Unremarkably Remarkable

Sanjeev Panjabi And Sangeeta Merchant


In the Mandvi House, the myriad design elements come together to establish both cooler climes and substantial privacy for the residents.

The balance between old ideas and new inspirations began with the material use. The team eschewed the traditional use of timber in favour of concrete, further underlining the structure’s unassuming nature. The body of the building is completely clad in locally procured ‘Khavda’ stone, which has a worn and pitted texture; this feature resonates with the worn building bastions of what used to be a major port in the Gujarat of the yesteryears.

From the outside in, focus has been on introducing a sense of calm solidity, a facet that is complemented by the low-clutter quality of the interiors. White lime plaster adorns the walls and ceilings, while white ‘Bhaswara’ marble, specially sourced from Rajasthan, dominates the flooring. To amplify the verticality of the structure and open up as much space as possible, all storage units have been pushed into the walls.

Timber has been strategically brought into the scheme in the form of an expansive jaali cover that splits the strong natural light and unleashes a carpet of whimsical shadows across the interiors. This effect takes on magical tints in the stairwell shaft, where the glass surfaces, concrete steps, and the hanging lamps seem to be playing parts in an elaborate shadow themed performance.

A beautiful terrace is hugged by an open-to-the-sky fence of timber jaali. The tall mullions ensure privacy to the terrace revelers, while affording them plenty of breeze and filtered sunlight.They can also look out and soak in the unique sights of the city around.

The Mandvi House is a testament to how restraint in design can achieve functional, elegant structures that harmoniously complement their sites.

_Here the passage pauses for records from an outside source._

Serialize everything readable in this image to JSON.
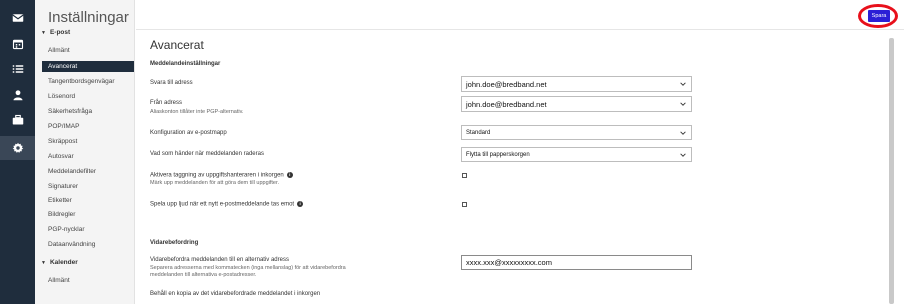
{
  "rail": {
    "items": [
      {
        "icon": "mail-icon"
      },
      {
        "icon": "calendar-icon"
      },
      {
        "icon": "list-icon"
      },
      {
        "icon": "contact-icon"
      },
      {
        "icon": "briefcase-icon"
      },
      {
        "icon": "gear-icon",
        "active": true
      }
    ]
  },
  "sidebar": {
    "title": "Inställningar",
    "email_section": "E-post",
    "items": [
      {
        "label": "Allmänt"
      },
      {
        "label": "Avancerat",
        "active": true
      },
      {
        "label": "Tangentbordsgenvägar"
      },
      {
        "label": "Lösenord"
      },
      {
        "label": "Säkerhetsfråga"
      },
      {
        "label": "POP/IMAP"
      },
      {
        "label": "Skräppost"
      },
      {
        "label": "Autosvar"
      },
      {
        "label": "Meddelandefilter"
      },
      {
        "label": "Signaturer"
      },
      {
        "label": "Etiketter"
      },
      {
        "label": "Bildregler"
      },
      {
        "label": "PGP-nycklar"
      },
      {
        "label": "Dataanvändning"
      }
    ],
    "calendar_section": "Kalender",
    "calendar_items": [
      {
        "label": "Allmänt"
      }
    ]
  },
  "toolbar": {
    "save_label": "Spara",
    "accent_color": "#2b1fd6",
    "highlight_color": "#e8101b"
  },
  "main": {
    "title": "Avancerat",
    "message_settings": {
      "heading": "Meddelandeinställningar",
      "reply_to": {
        "label": "Svara till adress",
        "value": "john.doe@bredband.net"
      },
      "from": {
        "label": "Från adress",
        "hint": "Aliaskonton tillåter inte PGP-alternativ.",
        "value": "john.doe@bredband.net"
      },
      "folder_config": {
        "label": "Konfiguration av e-postmapp",
        "value": "Standard"
      },
      "on_delete": {
        "label": "Vad som händer när meddelanden raderas",
        "value": "Flytta till papperskorgen"
      },
      "task_tagging": {
        "label": "Aktivera taggning av uppgiftshanteraren i inkorgen",
        "hint": "Märk upp meddelanden för att göra dem till uppgifter."
      },
      "play_sound": {
        "label": "Spela upp ljud när ett nytt e-postmeddelande tas emot"
      }
    },
    "forwarding": {
      "heading": "Vidarebefordring",
      "forward_to": {
        "label": "Vidarebefordra meddelanden till en alternativ adress",
        "hint_line1": "Separera adresserna med kommatecken (inga mellanslag) för att vidarebefordra",
        "hint_line2": "meddelanden till alternativa e-postadresser.",
        "value": "xxxx.xxx@xxxxxxxxx.com"
      },
      "keep_copy": {
        "label": "Behåll en kopia av det vidarebefordrade meddelandet i inkorgen"
      }
    }
  }
}
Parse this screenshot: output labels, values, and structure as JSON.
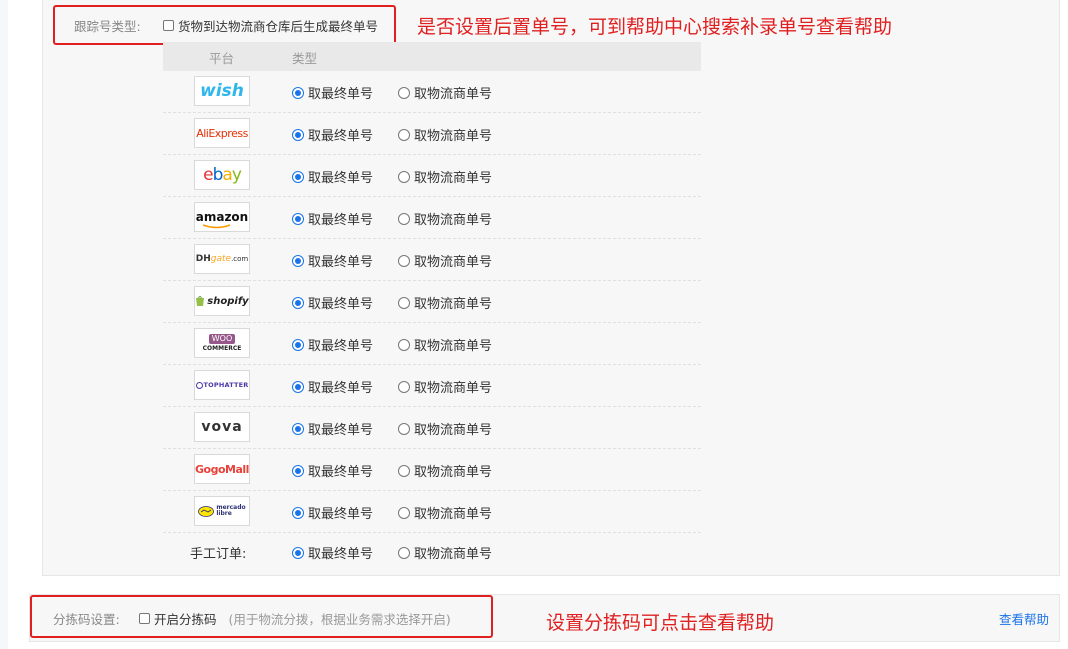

In a constricted space, the SPASM designers have introduced little elements of colour, like the bright blue wall that looks across to the stairwell. The solid structure protects the home against seismic disturbances as well as extreme weather conditions.

It is a project that manages to combine multiple facets and make them a remarkable whole. This visual language could indeed help inform the modern re-imagination of old towns across the entire country.